Pike [Strength-Based piercing Damage 3, Reach 2].
Within less than 10 minutes, this robust documentary based on period fighting manuals shows how pikes were used.
And here are historical techniques to get past a pike’s head. Of course, the *issue* is usually that pikes are used in formation, with the pikemen supporting each other and constantly shifting between two or more of the stances from the previous video.
Naginata and other light glaives
A sword at the end of a stick. There are various designs from various cultures – the naginata being a family of Japanese designs. But to fall in this category they must have a fairly slim and long blade — slimmer and longer than a polearm — giving them a superior balance.
Such light, long glaives can thus be wielded with combinations of staff, spear and sword techniques.
Light glaive [BODY 03, EV 04].
Light glaive [BODY 03, Enhance (EV): 02 (cap is 07), Descriptor: Slashing, Bludgeon].

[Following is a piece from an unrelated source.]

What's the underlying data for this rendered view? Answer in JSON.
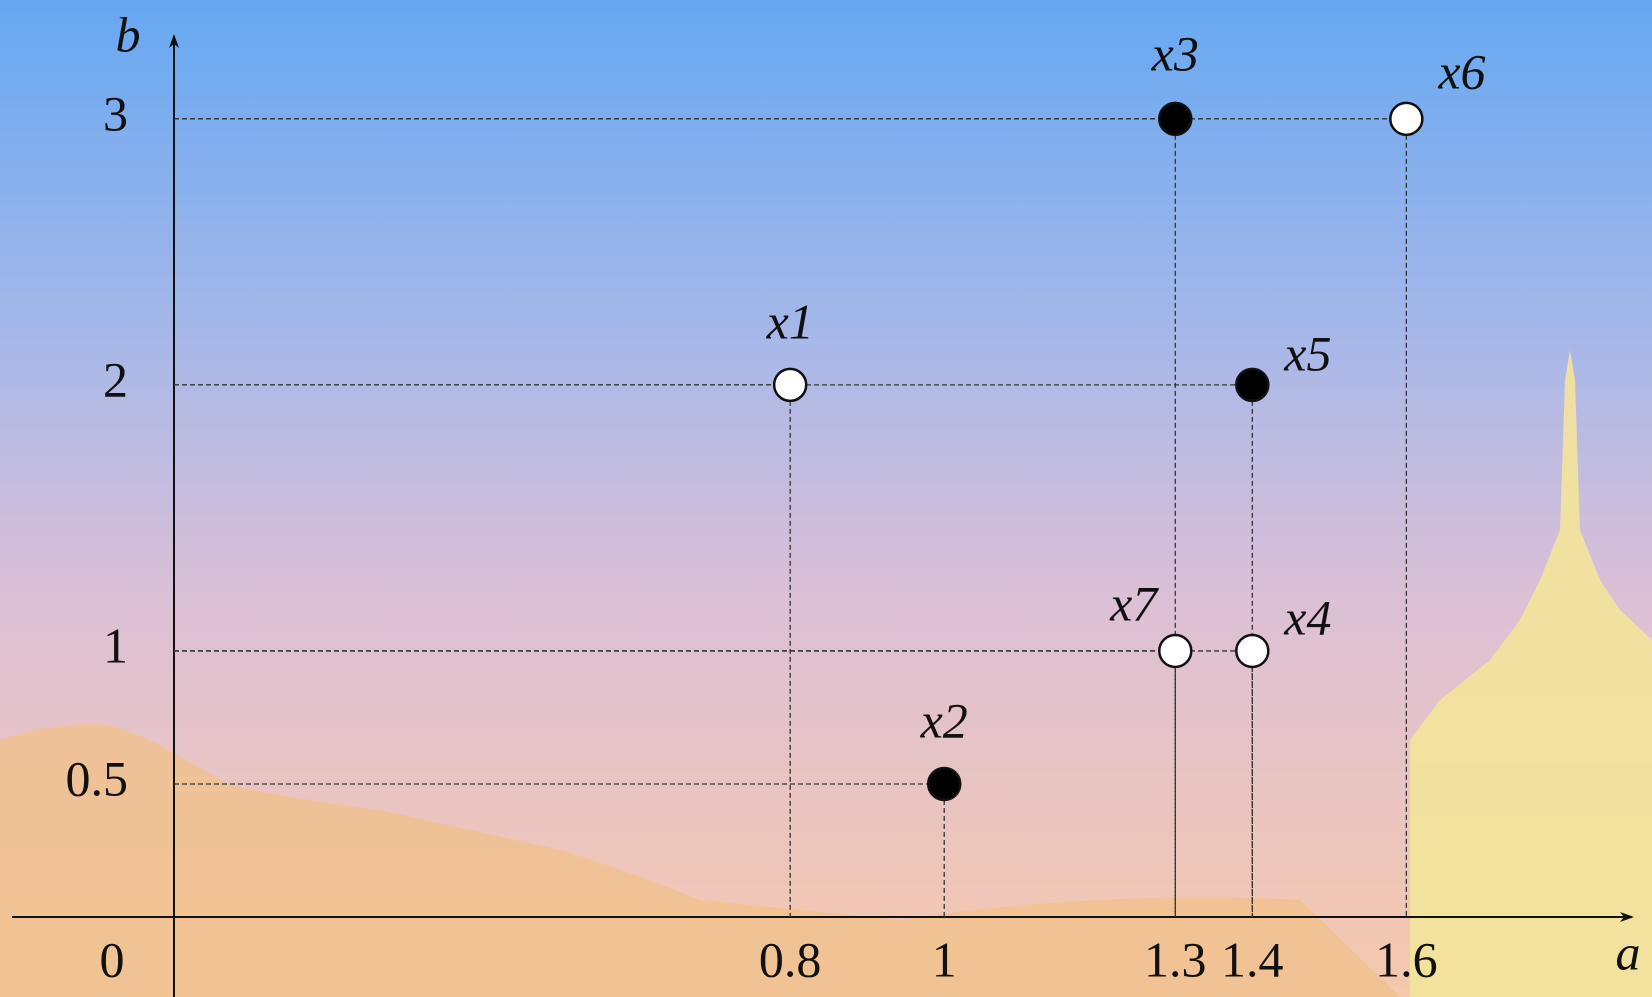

Light glaive [Strength-Based slashing Damage 3, Reach 1].
Short video showing some naginata guards and attacks.
A claw-like spike on a haft, probably with a hammer-like head in the back. This does one job, which is to pierce armour. The front end is normally smaller than the sort of picks one uses to break up soil to dig.
Some cultures use a more ornate variation. There, the business end is sculpted to look like a metallic fist holding a dagger.

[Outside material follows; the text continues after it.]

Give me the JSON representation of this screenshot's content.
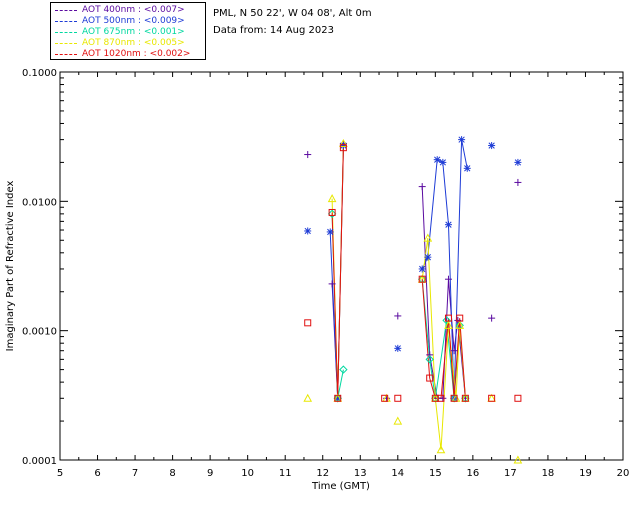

One issue of picks is that they get stuck into what they struck. On the other hand, that seldom happens in stories. On the gripping hand, it may be because one so seldom sees picks in stories. Guess I should have kept them out of the “common” weapons article… Oh, well.
2H pick [BODY 04, EV 04, Sharpness (EV): 01, Recommended STR 03].
2H pick [BODY 04, Enhance (EV): 02 (cap is 06), Sharpness (EV): 01, Descriptor: Piercing, Recommended STR 03].
2H pick [Strength-Based piercing Damage 3, Improved Critical 1, Quirk (requires a STR of 2+)].
Source of Character: Stories with heavy melee weapons in ’em.
Writeup completed on the 24th of Januray, 2018.